さらに、山田水管理・国土保全局長は「高規格堤防(スーパー堤防)としての盛り土は、河川管理施設等構造令及びそのマニュアルに基づき、適切に設計、施工を行い、高規格堤防としての安全は確保した」と再三述べていました。

スーパー堤防は、その上に家を建てることを前提としています。なのに、両者の発言は「スーパー堤防としては万全。宅地のことは関知していない」というものです。国直轄の高規格堤防でありながら、私人が家も建てられるところが「高規格堤防特別区域」。これにより地権者は自分の土地であることは変わらないまま、従前より権利制約を受けるのです。なのに、まちづくりと一体の事業スキームの中で、安全性に関して国と自治体、相互に確認する術を持ちえなかったことが初めて露呈した格好です。

具体に発生する補償の範囲については、ハウスメーカーとの違約金も含め「江戸川区の協力を得、地権者のみなさまの要望も丁寧に聞き、検討しているところ。不安を解消するよう丁寧な説明に努める」と局長。

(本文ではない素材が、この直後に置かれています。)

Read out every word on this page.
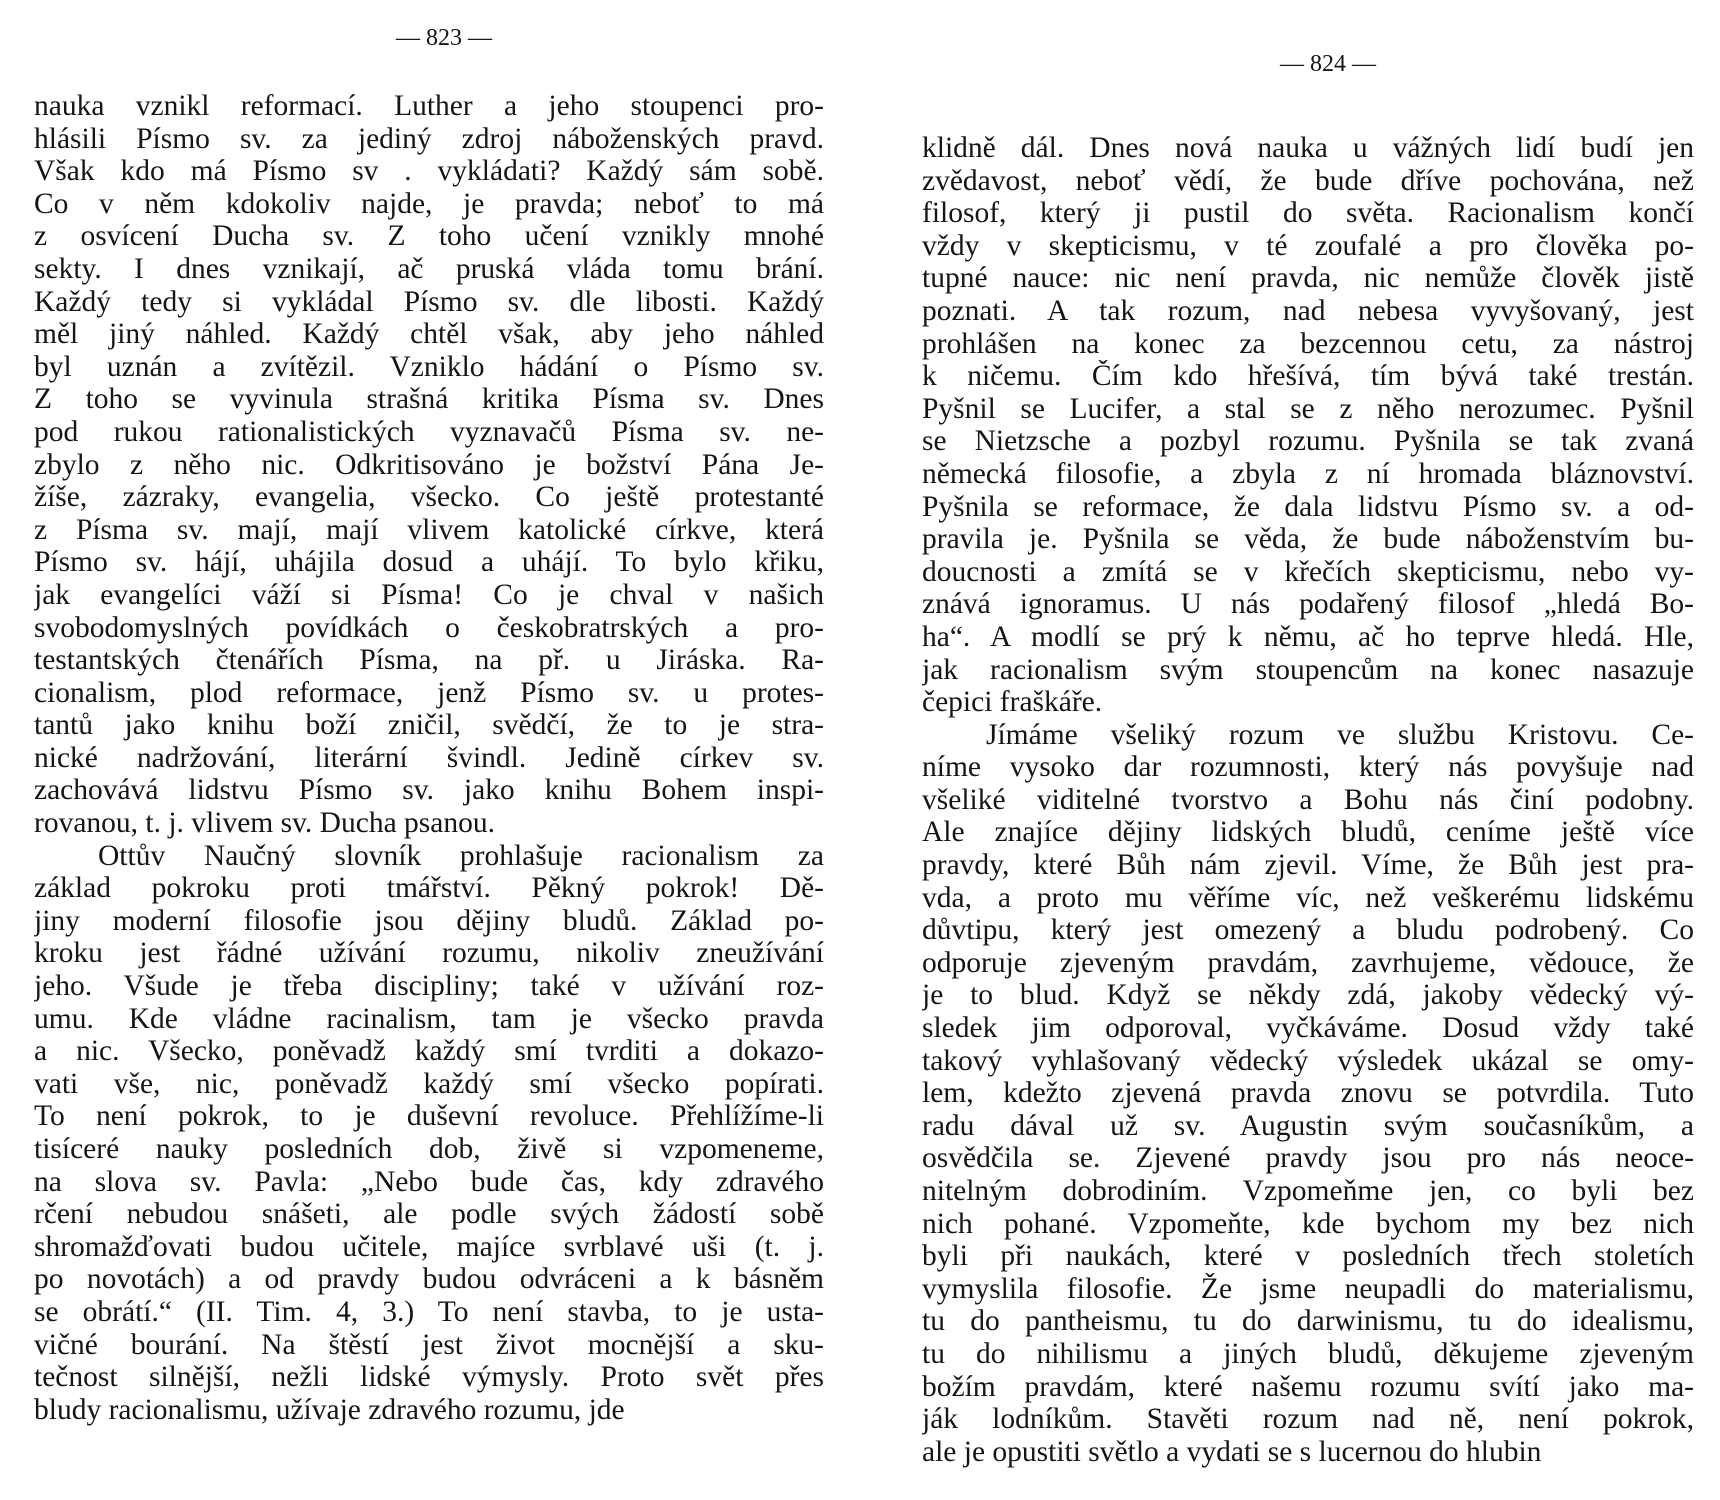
— 823 —
nauka vznikl reformací. Luther a jeho stoupenci pro-
hlásili Písmo sv. za jediný zdroj náboženských pravd.
Však kdo má Písmo sv . vykládati? Každý sám sobě.
Co v něm kdokoliv najde, je pravda; neboť to má
z osvícení Ducha sv. Z toho učení vznikly mnohé
sekty. I dnes vznikají, ač pruská vláda tomu brání.
Každý tedy si vykládal Písmo sv. dle libosti. Každý
měl jiný náhled. Každý chtěl však, aby jeho náhled
byl uznán a zvítězil. Vzniklo hádání o Písmo sv.
Z toho se vyvinula strašná kritika Písma sv. Dnes
pod rukou rationalistických vyznavačů Písma sv. ne-
zbylo z něho nic. Odkritisováno je božství Pána Je-
žíše, zázraky, evangelia, všecko. Co ještě protestanté
z Písma sv. mají, mají vlivem katolické církve, která
Písmo sv. hájí, uhájila dosud a uhájí. To bylo křiku,
jak evangelíci váží si Písma! Co je chval v našich
svobodomyslných povídkách o českobratrských a pro-
testantských čtenářích Písma, na př. u Jiráska. Ra-
cionalism, plod reformace, jenž Písmo sv. u protes-
tantů jako knihu boží zničil, svědčí, že to je stra-
nické nadržování, literární švindl. Jedině církev sv.
zachovává lidstvu Písmo sv. jako knihu Bohem inspi-
rovanou, t. j. vlivem sv. Ducha psanou.
Ottův Naučný slovník prohlašuje racionalism za
základ pokroku proti tmářství. Pěkný pokrok! Dě-
jiny moderní filosofie jsou dějiny bludů. Základ po-
kroku jest řádné užívání rozumu, nikoliv zneužívání
jeho. Všude je třeba discipliny; také v užívání roz-
umu. Kde vládne racinalism, tam je všecko pravda
a nic. Všecko, poněvadž každý smí tvrditi a dokazo-
vati vše, nic, poněvadž každý smí všecko popírati.
To není pokrok, to je duševní revoluce. Přehlížíme-li
tisíceré nauky posledních dob, živě si vzpomeneme,
na slova sv. Pavla: „Nebo bude čas, kdy zdravého
rčení nebudou snášeti, ale podle svých žádostí sobě
shromažďovati budou učitele, majíce svrblavé uši (t. j.
po novotách) a od pravdy budou odvráceni a k básněm
se obrátí.“ (II. Tim. 4, 3.) To není stavba, to je usta-
vičné bourání. Na štěstí jest život mocnější a sku-
tečnost silnější, nežli lidské výmysly. Proto svět přes
bludy racionalismu, užívaje zdravého rozumu, jde
— 824 —
klidně dál. Dnes nová nauka u vážných lidí budí jen
zvědavost, neboť vědí, že bude dříve pochována, než
filosof, který ji pustil do světa. Racionalism končí
vždy v skepticismu, v té zoufalé a pro člověka po-
tupné nauce: nic není pravda, nic nemůže člověk jistě
poznati. A tak rozum, nad nebesa vyvyšovaný, jest
prohlášen na konec za bezcennou cetu, za nástroj
k ničemu. Čím kdo hřešívá, tím bývá také trestán.
Pyšnil se Lucifer, a stal se z něho nerozumec. Pyšnil
se Nietzsche a pozbyl rozumu. Pyšnila se tak zvaná
německá filosofie, a zbyla z ní hromada bláznovství.
Pyšnila se reformace, že dala lidstvu Písmo sv. a od-
pravila je. Pyšnila se věda, že bude náboženstvím bu-
doucnosti a zmítá se v křečích skepticismu, nebo vy-
znává ignoramus. U nás podařený filosof „hledá Bo-
ha“. A modlí se prý k němu, ač ho teprve hledá. Hle,
jak racionalism svým stoupencům na konec nasazuje
čepici fraškáře.
Jímáme všeliký rozum ve službu Kristovu. Ce-
níme vysoko dar rozumnosti, který nás povyšuje nad
všeliké viditelné tvorstvo a Bohu nás činí podobny.
Ale znajíce dějiny lidských bludů, ceníme ještě více
pravdy, které Bůh nám zjevil. Víme, že Bůh jest pra-
vda, a proto mu věříme víc, než veškerému lidskému
důvtipu, který jest omezený a bludu podrobený. Co
odporuje zjeveným pravdám, zavrhujeme, vědouce, že
je to blud. Když se někdy zdá, jakoby vědecký vý-
sledek jim odporoval, vyčkáváme. Dosud vždy také
takový vyhlašovaný vědecký výsledek ukázal se omy-
lem, kdežto zjevená pravda znovu se potvrdila. Tuto
radu dával už sv. Augustin svým současníkům, a
osvědčila se. Zjevené pravdy jsou pro nás neoce-
nitelným dobrodiním. Vzpomeňme jen, co byli bez
nich pohané. Vzpomeňte, kde bychom my bez nich
byli při naukách, které v posledních třech stoletích
vymyslila filosofie. Že jsme neupadli do materialismu,
tu do pantheismu, tu do darwinismu, tu do idealismu,
tu do nihilismu a jiných bludů, děkujeme zjeveným
božím pravdám, které našemu rozumu svítí jako ma-
ják lodníkům. Stavěti rozum nad ně, není pokrok,
ale je opustiti světlo a vydati se s lucernou do hlubin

地権者の中には「もう買い取ってほしい」という意見もあり、今回のことについて責任のある国交省が買い取ることを検討する必要もあるのではないかとの質問には 「買い求めに応じるかどうかも含め、補償の範囲については要望も聞きながら検討する」と。この点を再確認されると「検討する予定だが、用地の利用目的、利用の根拠となる事業内容が明確である必要があり、土地を買い取るにはさまざまな課題がある」。では、その課題がクリアされればいいのか。「さまざまな検討があると考えているところであり、国交省としては、区画ごとの宅地の地盤強度が約束した強度となるよう対策工事を行い、早期引き渡しができるよう取り組んでいく」。さらに「現時点では、さまざまな課題があるとしか言えない」とトーンダウンすることに。しかし、否定はせず。

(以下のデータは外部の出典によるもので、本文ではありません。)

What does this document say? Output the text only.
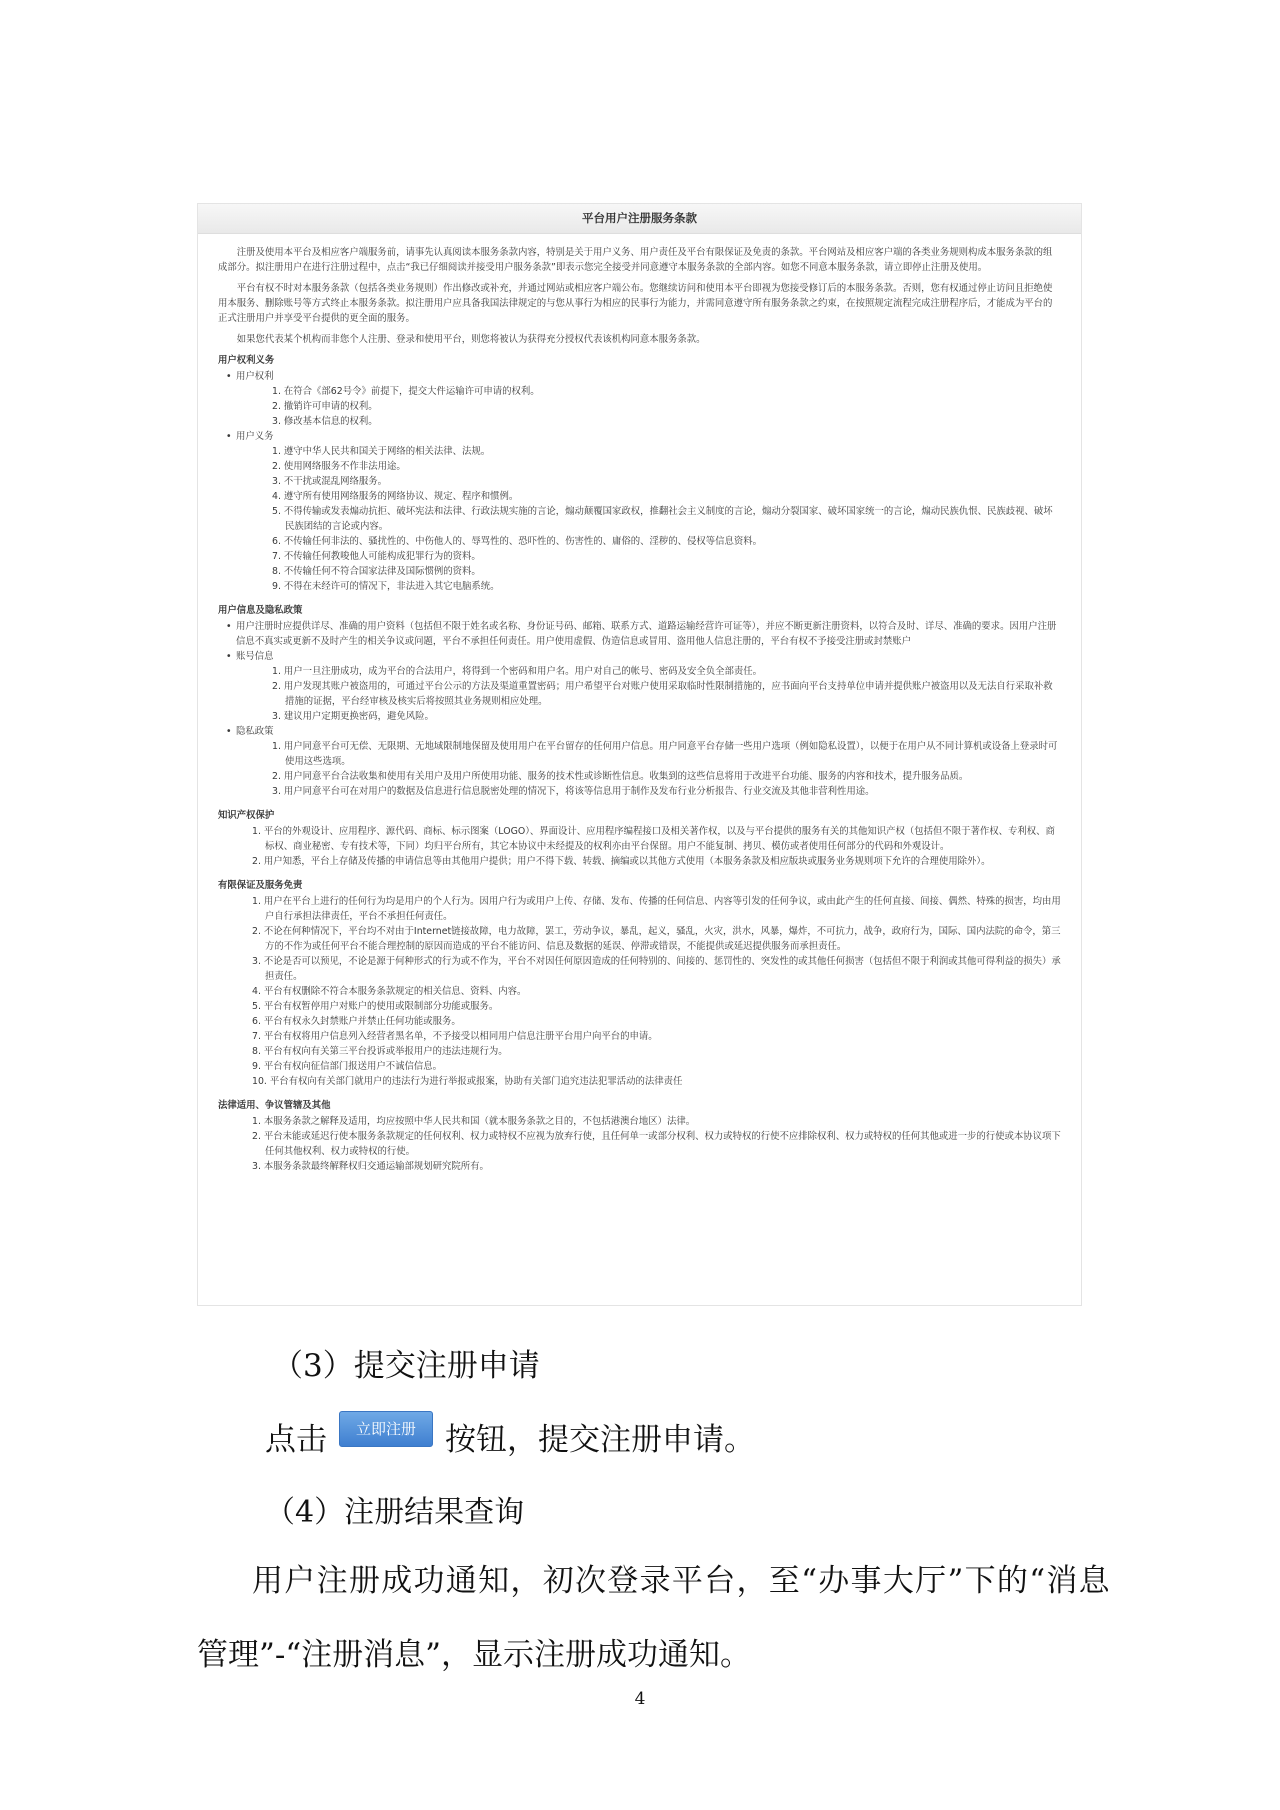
平台用户注册服务条款

注册及使用本平台及相应客户端服务前，请事先认真阅读本服务条款内容，特别是关于用户义务、用户责任及平台有限保证及免责的条款。平台网站及相应客户端的各类业务规则构成本服务条款的组成部分。拟注册用户在进行注册过程中，点击“我已仔细阅读并接受用户服务条款”即表示您完全接受并同意遵守本服务条款的全部内容。如您不同意本服务条款，请立即停止注册及使用。

平台有权不时对本服务条款（包括各类业务规则）作出修改或补充，并通过网站或相应客户端公布。您继续访问和使用本平台即视为您接受修订后的本服务条款。否则，您有权通过停止访问且拒绝使用本服务、删除账号等方式终止本服务条款。拟注册用户应具备我国法律规定的与您从事行为相应的民事行为能力，并需同意遵守所有服务条款之约束，在按照规定流程完成注册程序后，才能成为平台的正式注册用户并享受平台提供的更全面的服务。

如果您代表某个机构而非您个人注册、登录和使用平台，则您将被认为获得充分授权代表该机构同意本服务条款。

用户权利义务
• 用户权利
1. 在符合《部62号令》前提下，提交大件运输许可申请的权利。
2. 撤销许可申请的权利。
3. 修改基本信息的权利。
• 用户义务
1. 遵守中华人民共和国关于网络的相关法律、法规。
2. 使用网络服务不作非法用途。
3. 不干扰或混乱网络服务。
4. 遵守所有使用网络服务的网络协议、规定、程序和惯例。
5. 不得传输或发表煽动抗拒、破坏宪法和法律、行政法规实施的言论，煽动颠覆国家政权，推翻社会主义制度的言论，煽动分裂国家、破坏国家统一的言论，煽动民族仇恨、民族歧视、破坏民族团结的言论或内容。
6. 不传输任何非法的、骚扰性的、中伤他人的、辱骂性的、恐吓性的、伤害性的、庸俗的、淫秽的、侵权等信息资料。
7. 不传输任何教唆他人可能构成犯罪行为的资料。
8. 不传输任何不符合国家法律及国际惯例的资料。
9. 不得在未经许可的情况下，非法进入其它电脑系统。
用户信息及隐私政策
• 用户注册时应提供详尽、准确的用户资料（包括但不限于姓名或名称、身份证号码、邮箱、联系方式、道路运输经营许可证等），并应不断更新注册资料，以符合及时、详尽、准确的要求。因用户注册信息不真实或更新不及时产生的相关争议或问题，平台不承担任何责任。用户使用虚假、伪造信息或冒用、盗用他人信息注册的，平台有权不予接受注册或封禁账户
• 账号信息
1. 用户一旦注册成功，成为平台的合法用户，将得到一个密码和用户名。用户对自己的帐号、密码及安全负全部责任。
2. 用户发现其账户被盗用的，可通过平台公示的方法及渠道重置密码；用户希望平台对账户使用采取临时性限制措施的，应书面向平台支持单位申请并提供账户被盗用以及无法自行采取补救措施的证据，平台经审核及核实后将按照其业务规则相应处理。
3. 建议用户定期更换密码，避免风险。
• 隐私政策
1. 用户同意平台可无偿、无限期、无地域限制地保留及使用用户在平台留存的任何用户信息。用户同意平台存储一些用户选项（例如隐私设置），以便于在用户从不同计算机或设备上登录时可使用这些选项。
2. 用户同意平台合法收集和使用有关用户及用户所使用功能、服务的技术性或诊断性信息。收集到的这些信息将用于改进平台功能、服务的内容和技术，提升服务品质。
3. 用户同意平台可在对用户的数据及信息进行信息脱密处理的情况下，将该等信息用于制作及发布行业分析报告、行业交流及其他非营利性用途。
知识产权保护
1. 平台的外观设计、应用程序、源代码、商标、标示图案（LOGO）、界面设计、应用程序编程接口及相关著作权，以及与平台提供的服务有关的其他知识产权（包括但不限于著作权、专利权、商标权、商业秘密、专有技术等，下同）均归平台所有，其它本协议中未经提及的权利亦由平台保留。用户不能复制、拷贝、模仿或者使用任何部分的代码和外观设计。
2. 用户知悉，平台上存储及传播的申请信息等由其他用户提供；用户不得下载、转载、摘编或以其他方式使用（本服务条款及相应版块或服务业务规则项下允许的合理使用除外）。
有限保证及服务免责
1. 用户在平台上进行的任何行为均是用户的个人行为。因用户行为或用户上传、存储、发布、传播的任何信息、内容等引发的任何争议，或由此产生的任何直接、间接、偶然、特殊的损害，均由用户自行承担法律责任，平台不承担任何责任。
2. 不论在何种情况下，平台均不对由于Internet链接故障，电力故障，罢工，劳动争议，暴乱，起义，骚乱，火灾，洪水，风暴，爆炸，不可抗力，战争，政府行为，国际、国内法院的命令，第三方的不作为或任何平台不能合理控制的原因而造成的平台不能访问、信息及数据的延误、停滞或错误，不能提供或延迟提供服务而承担责任。
3. 不论是否可以预见，不论是源于何种形式的行为或不作为，平台不对因任何原因造成的任何特别的、间接的、惩罚性的、突发性的或其他任何损害（包括但不限于利润或其他可得利益的损失）承担责任。
4. 平台有权删除不符合本服务条款规定的相关信息、资料、内容。
5. 平台有权暂停用户对账户的使用或限制部分功能或服务。
6. 平台有权永久封禁账户并禁止任何功能或服务。
7. 平台有权将用户信息列入经营者黑名单，不予接受以相同用户信息注册平台用户向平台的申请。
8. 平台有权向有关第三平台投诉或举报用户的违法违规行为。
9. 平台有权向征信部门报送用户不诚信信息。
10. 平台有权向有关部门就用户的违法行为进行举报或报案，协助有关部门追究违法犯罪活动的法律责任
法律适用、争议管辖及其他
1. 本服务条款之解释及适用，均应按照中华人民共和国（就本服务条款之目的，不包括港澳台地区）法律。
2. 平台未能或延迟行使本服务条款规定的任何权利、权力或特权不应视为放弃行使，且任何单一或部分权利、权力或特权的行使不应排除权利、权力或特权的任何其他或进一步的行使或本协议项下任何其他权利、权力或特权的行使。
3. 本服务条款最终解释权归交通运输部规划研究院所有。
（3）提交注册申请
点击	立即注册 按钮，提交注册申请。
（4）注册结果查询
用户注册成功通知，初次登录平台，至“办事大厅”下的“消息
管理”-“注册消息”，显示注册成功通知。
4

そして、肝心の強度不足の原因については、局長が冒頭の大臣答弁を繰り返したのみで、明快な答弁はなし。

これまでにスーパー堤防事業で地耐力調査をしていたかについては 「まず、高規格堤防の盛り土については安全性を確保している。一方宅地については施主等が地盤強度を確認し、その強度に応じて必要な基礎形式で施工するもの。したがって、平成18年度以降に、区画整理と共同実施した高規格堤防についてはスウェーデンサウンディング等による調査は必要がなかったため実施していない。」

これに対し、初鹿議員は「必要ないというのはみなさん方の判断。もともと土地はみなさんがつくったのだから、それが家が建つ土地かどうか責任を持つのは盛り土施行者だ。もし、これまでの地区でも、地耐力不足の上に家が建っていたとしたら、施主が負担を多く建てているということになる」と反論。

さらに、国は「これまで調査は行っていないが、特段問題が発生したとは聞いていない」とし、これについても「それはつくるときに業者から、これぐらいの対策が必要と言われて建てているからではないか。北小岩は、住民が強度を確認したいということで(区が)調査を実施したから強度不足が判明した。他地区で問題なかったというのは説明にも言い分けにもならない」と断じました。

そして「区画整理と一体でやれば、今回のことの繰り返しになるのではないか。一体整備は不適当であり、今後はやめるべき」と指摘。

大臣は「高規格堤防を整備すれば、整備区間の安全が格段に向上。氾濫時の避難場所として、また堤防上の良好な住空間等多面的に効果を発揮。区画整理は、既存コミュニティ維持、道路・公園等公共施設の新設・改良、健全な市街地の形成、さらに良好な住環境。防災力向上」と、もはや絵空事のメリットを羅列し「存続する」と答弁。「安全」や「良好」とは真逆の事態を招き、地権者を不安にさせ、怒りをかい、予期せぬ補償まで発生する事実を前にしてよく言ったもの。それぞれの土木事業を施行者側の都合で語っているに過ぎません。ここまでのあいまいな答弁と最後の存続表明。この間を埋める原因究明、制度の点検なくして、本来言えるはずもないことです。

初鹿議員は「いつ戻れるかわからないほど、住民を追い込んでおきながら、これからもやるというのは無責任であり、きちんと考えるべき」と国に対し、再考を強く求めていました。

今回のことを教訓に、住民に最も近い自治体こそが、住民生活を思いやれない国に追随するのではなく、再考する姿勢も重要です。